Fait intéressant, ce changement coïncide avec l’évolution du comportement des consommateurs après la pandémie. Le commerce électronique a définitivement modifié les habitudes d’achat, de nombreux consommateurs étant maintenant à l’aise pour commander des produits de partout dans le monde. La frontière physique importe moins lorsque les marchés numériques peuvent livrer des produits directement aux portes canadiennes, souvent avec des frais d’expédition inférieurs au coût d’un voyage transfrontalier.
Pour les communautés frontalières qui ont bâti leur économie autour du trafic transfrontalier, l’impact est particulièrement préoccupant. Des endroits comme Windsor, Ontario ou Niagara Falls ont traditionnellement bénéficié d’être des portes d’entrée vers le magasinage américain. Les entreprises locales de ces régions signalent qu’elles luttent contre le double défi de voir moins de visiteurs américains venir au nord et moins de Canadiens s’arrêter avant de se diriger vers le sud.
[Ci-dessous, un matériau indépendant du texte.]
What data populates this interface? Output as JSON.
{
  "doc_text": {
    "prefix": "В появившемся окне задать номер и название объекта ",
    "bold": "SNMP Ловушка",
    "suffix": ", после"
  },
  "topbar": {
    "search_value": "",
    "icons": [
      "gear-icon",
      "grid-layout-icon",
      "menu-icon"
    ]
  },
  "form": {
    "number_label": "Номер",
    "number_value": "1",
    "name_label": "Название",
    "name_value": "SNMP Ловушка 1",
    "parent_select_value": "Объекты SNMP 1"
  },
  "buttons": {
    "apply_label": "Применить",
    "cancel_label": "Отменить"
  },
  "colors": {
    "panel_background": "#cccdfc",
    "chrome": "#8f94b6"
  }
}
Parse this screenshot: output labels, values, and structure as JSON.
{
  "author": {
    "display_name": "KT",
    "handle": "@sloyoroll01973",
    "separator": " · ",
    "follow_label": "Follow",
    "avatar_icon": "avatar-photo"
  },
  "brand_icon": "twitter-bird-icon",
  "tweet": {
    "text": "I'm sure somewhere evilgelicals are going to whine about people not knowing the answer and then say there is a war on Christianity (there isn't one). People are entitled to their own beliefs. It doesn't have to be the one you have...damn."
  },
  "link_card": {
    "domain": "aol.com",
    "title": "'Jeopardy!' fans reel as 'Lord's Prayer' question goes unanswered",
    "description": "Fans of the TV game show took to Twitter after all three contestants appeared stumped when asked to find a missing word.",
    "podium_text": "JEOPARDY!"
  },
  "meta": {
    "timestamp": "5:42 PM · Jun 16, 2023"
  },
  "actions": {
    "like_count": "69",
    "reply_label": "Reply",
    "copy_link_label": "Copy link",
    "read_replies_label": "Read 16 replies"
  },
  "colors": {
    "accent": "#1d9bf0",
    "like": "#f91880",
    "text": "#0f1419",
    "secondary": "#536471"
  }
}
La réduction du magasinage transfrontalier a également des implications pour les recettes gouvernementales. L’Agence des services frontaliers du Canada perçoit des taxes et des droits sur les marchandises rapportées au pays au-delà de certains seuils d’exemption. Moins de voyages de magasinage signifient moins de revenus de cette source.
Pourtant, tout le trafic transfrontalier n’a pas disparu. Les articles à prix élevé où les économies l’emportent sur le désavantage du taux de change—comme les appareils électroménagers ou l’électronique—attirent toujours les Canadiens vers le sud. De même, les services comme les soins de santé (particulièrement les soins dentaires et les procédures électives) continuent d’attirer les Canadiens à la recherche de meilleurs prix malgré le taux de change.
En regardant vers l’avenir, les prévisionnistes économiques suggèrent que cette tendance pourrait se poursuivre bien en 2024. La politique monétaire de la Banque du Canada et la trajectoire de l’inflation seront des facteurs clés pour déterminer si les Canadiens reprendront leurs habitudes de magasinage transfrontalier. Les décisions récentes de la banque centrale de maintenir les taux d’intérêt stables plutôt que de les réduire suggèrent que la reprise économique reste fragile.
« Ce que nous observons fait partie d’un réajustement plus large du comportement des consommateurs en réponse aux pressions économiques, » dit Donna Ramirez, chercheuse en économie de la consommation à l’Université de Toronto. « Le déclin du magasinage transfrontalier est un symptôme visible des ménages qui font des choix difficiles concernant les dépenses discrétionnaires. »
Pour de nombreuses familles canadiennes, la décision d’acheter localement n’est pas seulement une question de patriotisme—c’est une question de gestion financière pratique en période difficile. Jusqu’à ce que l’équation économique change significativement, la tradition du magasinage transfrontalier pourrait rester plus un souvenir nostalgique qu’une réalité actuelle.
Et peut-être plus révélateur encore, la récente vague de campagnes « achetez local » à travers les communautés canadiennes semble résonner avec les consommateurs d’une manière qu’elles n’avaient pas auparavant. La nécessité économique renforce la proposition de valeur de soutenir les entreprises de quartier, créant ce qui pourrait être un changement durable dans la psychologie du consommateur.
La question reste de savoir s’il s’agit d’un ajustement temporaire ou d’un réalignement plus permanent des habitudes d’achat canadiennes. Ce qui est clair, c’est que l’époque simple où l’on traversait la frontière pour du lait et de l’essence moins chers a été remplacée par un calcul économique plus complexe—un calcul qui, pour l’instant, maintient plus de Canadiens du côté nord de la frontière.